In [27]:
# importing the package
from langchain.vectorstores.cassandra import Cassandra
from langchain.indexes.vectorstore import VectorStoreIndexWrapper
from langchain.llms import OpenAI
from langchain.embeddings import OpenAIEmbeddings
import os
from dotenv import load_dotenv

In [2]:
# support for dataset retrievel with Hugging Face
from datasets import load_dataset

# With CassIO, the engine powering the Astra DB integration in langchain.
# you will also initialize the DB connection:
import cassio

In [3]:
from langchain.document_loaders import PyPDFLoader, DirectoryLoader

In [8]:
# Replace the following with your Astra DB connection details and your OpenAI API Key.

In [9]:
#  Extract the data frm the PDF
def load_pdf(data):
    loader = DirectoryLoader(data,
                             glob="*.pdf",
                             loader_cls=PyPDFLoader)
    documents=loader.load()
    return documents

In [10]:
extracted = load_pdf(r"C:\Users\amits\Gen-AI-Projects\PDF-Query chatbot\data")

In [11]:
from  langchain.text_splitter import RecursiveCharacterTextSplitter
# Create text chunk
def text_split(extracted):
    text_splitter=RecursiveCharacterTextSplitter(chunk_size=1000, chunk_overlap=200)
    text_chunks=text_splitter.split_documents(extracted)
    
    return text_chunks

In [12]:
textchunks = text_split(extracted)

In [13]:
len(textchunks)

3556

In [28]:
load_dotenv()

True

In [29]:
# initialize the connection to your database
cassio.init(token=os.getenv("ASTRADB_TOKEN"), database_id=os.getenv("ASTRADB_ID"))

In [30]:
llm=OpenAI(openai_api_key=os.getenv("OPENAI_API_KEY"))
embedding = OpenAIEmbeddings(openai_api_key=os.getenv("OPENAI_API_KEY"))

In [20]:
# create your langchain vector store .... backed by astra db

In [21]:
astra_vector_store = Cassandra(
    embedding=embedding,
    table_name='qa_mini_demo',
    session=None,
    keyspace=None
)

In [22]:
type(textchunks)

list

In [23]:
astra_vector_store.add_documents(textchunks)

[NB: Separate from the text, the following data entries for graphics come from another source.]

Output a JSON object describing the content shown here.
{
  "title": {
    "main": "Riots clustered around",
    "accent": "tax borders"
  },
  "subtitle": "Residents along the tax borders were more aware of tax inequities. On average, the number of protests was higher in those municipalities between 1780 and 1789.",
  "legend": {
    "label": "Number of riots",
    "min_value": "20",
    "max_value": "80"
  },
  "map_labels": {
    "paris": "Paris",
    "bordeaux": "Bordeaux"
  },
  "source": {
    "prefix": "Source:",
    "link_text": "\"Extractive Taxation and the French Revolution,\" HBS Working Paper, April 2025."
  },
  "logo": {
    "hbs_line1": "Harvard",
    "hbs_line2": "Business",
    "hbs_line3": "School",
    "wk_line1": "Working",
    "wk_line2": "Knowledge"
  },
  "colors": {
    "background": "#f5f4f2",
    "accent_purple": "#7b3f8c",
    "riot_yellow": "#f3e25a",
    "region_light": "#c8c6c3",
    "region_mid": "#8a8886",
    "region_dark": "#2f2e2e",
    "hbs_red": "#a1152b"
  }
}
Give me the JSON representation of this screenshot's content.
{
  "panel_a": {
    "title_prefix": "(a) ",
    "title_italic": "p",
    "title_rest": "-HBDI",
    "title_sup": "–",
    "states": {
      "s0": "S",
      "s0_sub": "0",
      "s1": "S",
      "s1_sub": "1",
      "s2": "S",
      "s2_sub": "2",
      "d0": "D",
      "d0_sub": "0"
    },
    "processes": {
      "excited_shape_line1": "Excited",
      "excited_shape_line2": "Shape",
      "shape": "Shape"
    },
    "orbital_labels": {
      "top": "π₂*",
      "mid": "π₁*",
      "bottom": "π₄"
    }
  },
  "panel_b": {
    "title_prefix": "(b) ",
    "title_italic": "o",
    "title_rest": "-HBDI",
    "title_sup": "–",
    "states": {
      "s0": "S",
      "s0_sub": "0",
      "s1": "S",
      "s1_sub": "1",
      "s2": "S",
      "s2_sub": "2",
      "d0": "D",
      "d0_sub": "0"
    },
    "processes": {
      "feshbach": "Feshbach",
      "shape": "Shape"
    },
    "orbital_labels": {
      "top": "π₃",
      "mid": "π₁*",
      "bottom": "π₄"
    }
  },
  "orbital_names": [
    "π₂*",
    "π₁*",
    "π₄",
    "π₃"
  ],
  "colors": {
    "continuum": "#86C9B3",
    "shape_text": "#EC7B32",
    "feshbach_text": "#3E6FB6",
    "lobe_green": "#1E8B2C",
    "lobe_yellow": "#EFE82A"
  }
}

astra_vector_index = VectorStoreIndexWrapper(vectorstore=astra_vector_store)

In [26]:
def query_and_print(query_string):
    result = astra_vector_index.query(query_string, llm=llm).strip()
    print(result)

# Example usage:
query_and_print('Fever symptoms')


Fever over 101°F (38.3°C), chills, malaise, abdominal pain, nausea, vomiting, diarrhea, anxiety, shortness of breath, confusion. Not all of these symptoms are usually present.